BACA: Manusia Penyusup ke Roda Pesawat Garuda Kerap Kedinginan
Ketika pesawat naik ke ketinggian, proporsi oksigen memang tidak berubah, tetapi tekanan akan mengalami perubahan.
Perubahan tekanan akan memengaruhi jumlah oksigen yang dapat diserap oleh tubuh.
Keterbatasan menyerap oksigen menyebabkan tubuh kekurangan senyawa unsur penting itu, disebut hypoxia.
Kondisi hypoxia, seperti diberitakan Livescience, 12 September 2012, akan menyebabkan rasa lemas, tremor, hilang kesadaran, tak mampu melihat, dan kematian.
Manifestasi dari hypoxia dapat berupa badan yang membiru akibat kekurangan oksigen.
Itulah yang mungkin terjadi terhadap Mario.
Telinga berdarah dapat terjadi akibat berada di daerah tekanan ekstrem, seperti di ketinggian.
GA 177, menurut VP Corporate Communication Garuda Indonesia, Pujobroto, terbang selama 1 jam 10 menit dari Pekanbaru ke Jakarta dengan ketinggian jelajah 30.000-40.000 kaki.
Pada ketinggian itu, suhu diperkirakan berkisar antara -45 hingga -65 derajat celsius.
Dalam kondisi suhu sangat rendah, tubuh bisa mengalami hipotermia hingga akhirnya mati membeku.
Panas dari mesin pesawat dan gesekan dengan udara kemungkinan bisa memberikan kehangatan, tetapi itu tak cukup untuk mengatasi hipotermia.
Memang, ada kasus orang selamat setelah menjadi stowaways.
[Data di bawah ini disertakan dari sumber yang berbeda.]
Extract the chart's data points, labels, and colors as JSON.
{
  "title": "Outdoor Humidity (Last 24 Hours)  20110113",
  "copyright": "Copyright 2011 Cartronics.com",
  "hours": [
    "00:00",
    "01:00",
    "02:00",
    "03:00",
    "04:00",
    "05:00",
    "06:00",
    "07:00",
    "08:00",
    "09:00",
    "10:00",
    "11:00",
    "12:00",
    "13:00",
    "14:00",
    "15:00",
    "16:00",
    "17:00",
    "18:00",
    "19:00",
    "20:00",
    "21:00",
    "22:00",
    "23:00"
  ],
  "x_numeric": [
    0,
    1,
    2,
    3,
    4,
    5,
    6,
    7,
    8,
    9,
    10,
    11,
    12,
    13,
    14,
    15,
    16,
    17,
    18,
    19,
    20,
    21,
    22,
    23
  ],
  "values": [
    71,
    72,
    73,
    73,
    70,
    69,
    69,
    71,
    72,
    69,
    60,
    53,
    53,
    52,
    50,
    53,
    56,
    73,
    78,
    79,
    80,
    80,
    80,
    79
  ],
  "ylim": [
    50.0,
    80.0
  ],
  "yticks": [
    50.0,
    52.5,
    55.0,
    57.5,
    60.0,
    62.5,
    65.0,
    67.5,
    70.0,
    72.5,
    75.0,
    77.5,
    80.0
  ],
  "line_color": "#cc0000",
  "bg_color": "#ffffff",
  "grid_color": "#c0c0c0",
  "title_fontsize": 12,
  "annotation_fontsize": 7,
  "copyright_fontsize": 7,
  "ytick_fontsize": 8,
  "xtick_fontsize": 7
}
Yahya Abdi, remaja berusia 16 tahun dari Etiopia, selamat setelah menjadi stowaway di pesawat Boeing 737 yang terbang dari San Jose ke Hawaii dalam waktu 5,5 jam.
Namun, seperti diberitakan BBC, 12 September 2012, persentase orang selamat setelah stowaway hanya 24 persen.
Dengan demikian, stowaway bukan sesuatu yang bisa dilakukan dengan alasan apa pun.
Langkah Mario dan yang lainnya tak perlu ditiru.